Islam has had a strong presence in U.S. prisons for decades, and many chaplains and corrections officials credit the faith, when taught properly, with being a stabilizing force that can help inmates turn their lives around.

But this week’s foiled plot is not the first terrorism scheme implicating Muslim convicts, and it comes despite reports of progress in screening chaplains and materials on Islam in the prison system.

“Basically, the threat is real,” said Paul Rogers, past president of the American Correctional Chaplains Association. “Prisons have unstable people and people who are on the edge of a lot of different things. The radical elements of any religion can be emphasized.”

Those fears were heightened this week as lawmakers debated the fate of detainees if President Barack Obama shutters the prison at Guantanamo Bay.

Mitch Silber, a top New York Police Department intelligence analyst, said inmates converting to Islam are so common that he and his colleagues call it “Prislam.”

Several imams used the term “Jailhouse Islam” to describe a form of Islam in prison that incorporates gang loyalty and violence, the report said.

Though many drop the faith once they are out, for some “the conversion sticks” and can fuel anger toward the United States, said Silber, co-author of the 2007 NYPD report “Radicalization in the West: The Homegrown Threat.”

Many states are doing a better job of screening the reading material that comes into prisons, Rogers said. But other problems arise when there are no qualified chaplains or volunteers.
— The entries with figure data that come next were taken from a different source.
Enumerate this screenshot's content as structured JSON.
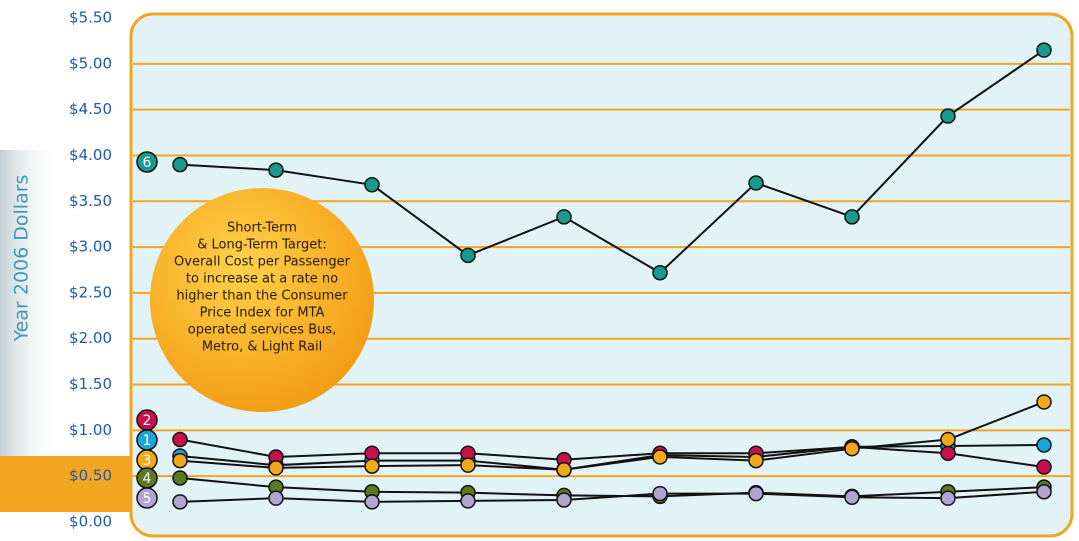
{
  "chart_data": {
    "type": "line",
    "y_label": "Year 2006 Dollars",
    "annotation": [
      "Short-Term",
      "& Long-Term Target:",
      "Overall Cost per Passenger",
      "to increase at a rate no",
      "higher than the Consumer",
      "Price Index for MTA",
      "operated services Bus,",
      "Metro, & Light Rail"
    ],
    "categories": [
      null,
      null,
      null,
      null,
      null,
      null,
      null,
      null,
      null,
      null
    ],
    "series": [
      {
        "name": "1",
        "color": "#1aa6d9",
        "values": [
          0.72,
          0.62,
          0.67,
          0.67,
          0.57,
          0.73,
          0.71,
          0.82,
          0.83,
          0.84
        ]
      },
      {
        "name": "2",
        "color": "#c8104f",
        "values": [
          0.9,
          0.71,
          0.75,
          0.75,
          0.68,
          0.75,
          0.75,
          0.82,
          0.75,
          0.6
        ]
      },
      {
        "name": "3",
        "color": "#f0a81c",
        "values": [
          0.67,
          0.59,
          0.61,
          0.62,
          0.57,
          0.71,
          0.67,
          0.8,
          0.9,
          1.31
        ]
      },
      {
        "name": "4",
        "color": "#5b7a1f",
        "values": [
          0.48,
          0.38,
          0.33,
          0.32,
          0.29,
          0.28,
          0.32,
          0.28,
          0.33,
          0.38
        ]
      },
      {
        "name": "5",
        "color": "#b0a4d0",
        "values": [
          0.22,
          0.26,
          0.22,
          0.23,
          0.24,
          0.31,
          0.31,
          0.27,
          0.26,
          0.33
        ]
      },
      {
        "name": "6",
        "color": "#1a9a8a",
        "values": [
          3.9,
          3.84,
          3.68,
          2.91,
          3.33,
          2.72,
          3.7,
          3.33,
          4.43,
          5.15
        ]
      }
    ],
    "ylim": [
      0,
      5.5
    ],
    "yticks": [
      {
        "value": 0,
        "label": "$0.00"
      },
      {
        "value": 0.5,
        "label": "$0.50"
      },
      {
        "value": 1,
        "label": "$1.00"
      },
      {
        "value": 1.5,
        "label": "$1.50"
      },
      {
        "value": 2,
        "label": "$2.00"
      },
      {
        "value": 2.5,
        "label": "$2.50"
      },
      {
        "value": 3,
        "label": "$3.00"
      },
      {
        "value": 3.5,
        "label": "$3.50"
      },
      {
        "value": 4,
        "label": "$4.00"
      },
      {
        "value": 4.5,
        "label": "$4.50"
      },
      {
        "value": 5,
        "label": "$5.00"
      },
      {
        "value": 5.5,
        "label": "$5.50"
      }
    ],
    "grid": true
  }
}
“Sometimes inmates rely on other inmates, and it’s sort of the prison way,” Rogers said. “They turn to someone they trust, their ‘celly’ or someone in their cellblock, and put them on a pedestal as someone who has more knowledge about the religion. He could be spreading knowledge or could be spreading ignorance.”

Islam took hold in U.S. prisons in the 1940s, when members of the Nation of Islam were held for refusing to fight in World War II.